The animal's compact size contributes to easy management and to a desirability as a companion animal. Alpacas easily learn to lead, jump in and out of vehicles, cush, and obey other simple commands. They are popular show animals.
Alpacas are alert, curious, calm and predictable. They need the companionship of other alpacas, and will huddle together or move en masse when frightened or wary.
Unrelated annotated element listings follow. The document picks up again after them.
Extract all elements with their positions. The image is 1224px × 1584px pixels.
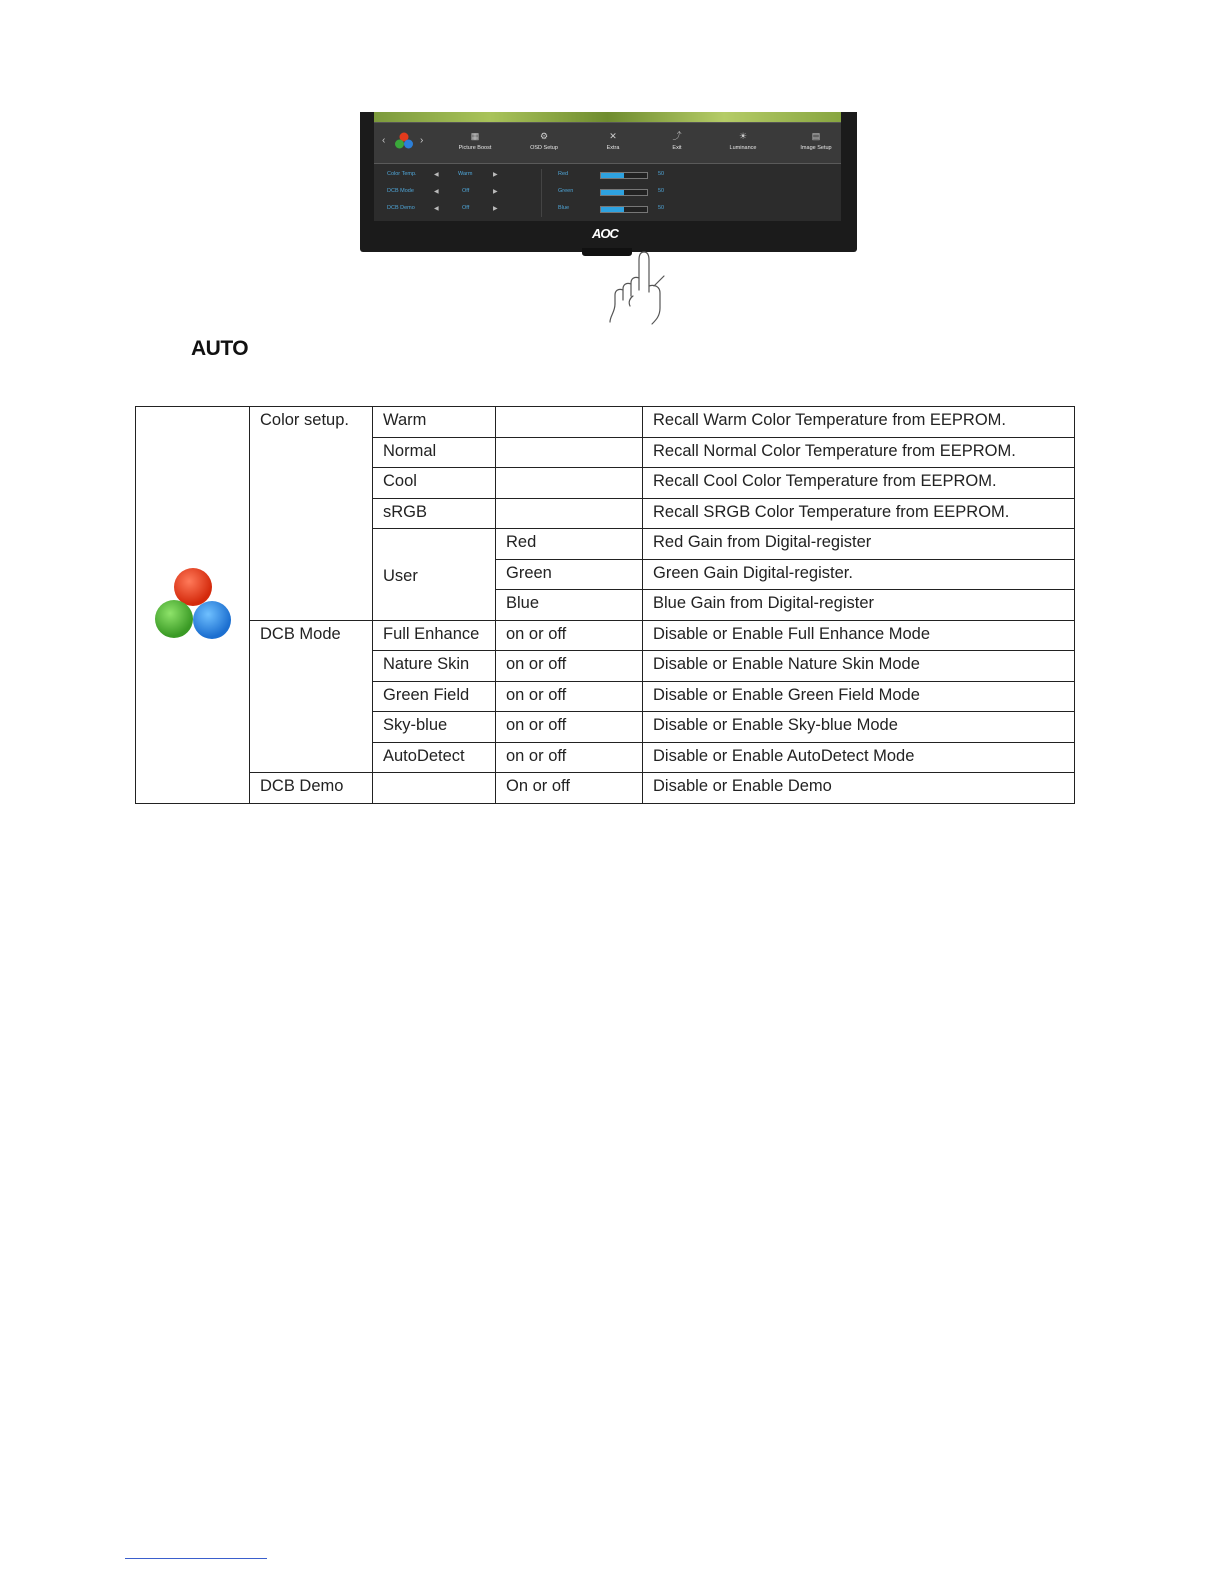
extra-icon: ✕: [609, 131, 617, 141]
desc-cell: Green Gain Digital-register.: [643, 559, 1075, 590]
osd-tab-image-setup[interactable]: ▤ Image Setup: [800, 131, 832, 151]
monitor-illustration: [360, 112, 857, 252]
table-icon-cell: [136, 407, 250, 804]
desc-cell: Disable or Enable Demo: [643, 773, 1075, 804]
sub-cell: on or off: [496, 620, 643, 651]
item-cell: [373, 773, 496, 804]
table-row: [136, 773, 1075, 804]
osd-row-color-temp[interactable]: Color Temp. ◀ Warm ▶ Red 50: [387, 171, 665, 178]
section-dcb-demo: DCB Demo: [250, 773, 373, 804]
image-setup-icon: ▤: [811, 131, 821, 141]
brand-logo: AOC: [592, 226, 618, 241]
desc-cell: Red Gain from Digital-register: [643, 529, 1075, 560]
osd-slider[interactable]: [600, 189, 648, 196]
osd-left-arrow-icon[interactable]: ◀: [434, 172, 439, 178]
osd-next-arrow-icon[interactable]: ›: [420, 135, 424, 146]
sub-cell: on or off: [496, 712, 643, 743]
osd-tab-picture-boost[interactable]: ▦ Picture Boost: [458, 131, 492, 151]
sub-cell: on or off: [496, 651, 643, 682]
sub-cell: Blue: [496, 590, 643, 621]
osd-row-dcb-demo[interactable]: DCB Demo ◀ Off ▶ Blue 50: [387, 205, 665, 212]
footnote-separator: [125, 1558, 267, 1559]
exit-icon: ⤴: [672, 131, 682, 141]
osd-left-arrow-icon[interactable]: ◀: [434, 206, 439, 212]
osd-slider-fill: [601, 207, 624, 212]
item-cell: sRGB: [373, 498, 496, 529]
osd-right-arrow-icon[interactable]: ▶: [493, 189, 498, 195]
osd-right-arrow-icon[interactable]: ▶: [493, 206, 498, 212]
section-color-setup: Color setup.: [250, 407, 373, 621]
item-cell: Cool: [373, 468, 496, 499]
osd-tab-luminance[interactable]: ☀ Luminance: [729, 131, 757, 151]
desc-cell: Recall Normal Color Temperature from EEPROM.: [643, 437, 1075, 468]
sub-cell: On or off: [496, 773, 643, 804]
osd-tab-extra[interactable]: ✕ Extra: [606, 131, 620, 151]
osd-setup-icon: ⚙: [539, 131, 549, 141]
picture-boost-icon: ▦: [470, 131, 480, 141]
osd-slider-fill: [601, 190, 624, 195]
color-setup-table: [135, 406, 1075, 804]
screen-wallpaper: [374, 112, 841, 122]
item-cell: AutoDetect: [373, 742, 496, 773]
osd-slider-fill: [601, 173, 624, 178]
osd-tab-exit[interactable]: ⤴ Exit: [672, 131, 682, 151]
desc-cell: Recall Cool Color Temperature from EEPROM.: [643, 468, 1075, 499]
item-cell: Sky-blue: [373, 712, 496, 743]
desc-cell: Disable or Enable AutoDetect Mode: [643, 742, 1075, 773]
sub-cell: [496, 407, 643, 438]
desc-cell: Disable or Enable Full Enhance Mode: [643, 620, 1075, 651]
table-row: [136, 620, 1075, 651]
osd-tab-osd-setup[interactable]: ⚙ OSD Setup: [530, 131, 558, 151]
desc-cell: Recall Warm Color Temperature from EEPROM.: [643, 407, 1075, 438]
item-cell: Full Enhance: [373, 620, 496, 651]
osd-color-balls-icon: [393, 131, 415, 151]
luminance-icon: ☀: [738, 131, 748, 141]
pointing-hand-icon: [600, 250, 672, 326]
desc-cell: Disable or Enable Sky-blue Mode: [643, 712, 1075, 743]
desc-cell: Recall SRGB Color Temperature from EEPROM.: [643, 498, 1075, 529]
sub-cell: [496, 498, 643, 529]
osd-left-arrow-icon[interactable]: ◀: [434, 189, 439, 195]
osd-color-setup-tab[interactable]: [380, 129, 426, 155]
sub-cell: on or off: [496, 742, 643, 773]
osd-menu: [374, 122, 841, 221]
desc-cell: Disable or Enable Nature Skin Mode: [643, 651, 1075, 682]
item-cell: Nature Skin: [373, 651, 496, 682]
section-dcb-mode: DCB Mode: [250, 620, 373, 773]
item-cell: Green Field: [373, 681, 496, 712]
sub-cell: Green: [496, 559, 643, 590]
osd-slider[interactable]: [600, 206, 648, 213]
item-cell: Normal: [373, 437, 496, 468]
page-title: AUTO: [191, 337, 249, 360]
item-cell-user: User: [373, 529, 496, 621]
osd-prev-arrow-icon[interactable]: ‹: [382, 135, 386, 146]
desc-cell: Blue Gain from Digital-register: [643, 590, 1075, 621]
desc-cell: Disable or Enable Green Field Mode: [643, 681, 1075, 712]
osd-row-dcb-mode[interactable]: DCB Mode ◀ Off ▶ Green 50: [387, 188, 665, 195]
sub-cell: [496, 437, 643, 468]
osd-right-arrow-icon[interactable]: ▶: [493, 172, 498, 178]
osd-tab-bar: [374, 123, 841, 164]
table-row: [136, 407, 1075, 438]
sub-cell: on or off: [496, 681, 643, 712]
color-balls-icon: [151, 565, 235, 645]
sub-cell: Red: [496, 529, 643, 560]
item-cell: Warm: [373, 407, 496, 438]
sub-cell: [496, 468, 643, 499]
osd-slider[interactable]: [600, 172, 648, 179]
Alpacas express themselves with a soft hum, with other vocalizations, and with body language, such as neck, ear or tail posturing, and head tilt. They have excellent eyesight and hearing, and will alert the herd and their human keepers with a staccato alarm if they perceive danger. Alpacas sometimes spit at people if frightened or annoyed, and will use this form of communication with each other to register a complaint.
Alpacas in the U.S.
The alpaca in the United States began as little more more than a curiosity in zoos or as a pet at a handful of small farms. The importation of the animals on a larger scale began after an intrepid few saw the value of the animal and its fiber, and began a careful program of selecting the finest animals they could find on the alto plano. However, these early importers also saw the necessity of controlling the numbers of animals to maintain their exceptional genetics. As a result, importation of alpacas into the U.S. ceased entirely in the late 1990s. Today, anyone who wants to own registered alpacas must purchase from a breeder.
To protect alpaca buyers and sellers, alpacas are registered through the Alpaca Owners Association using DNA identification. We also microchip our animals, as do many other breeders. With some exceptions, alpacas purchased outside the U.S. cannot be registered.
Currently, there are nearly 250,000 registered alpacas in the U.S.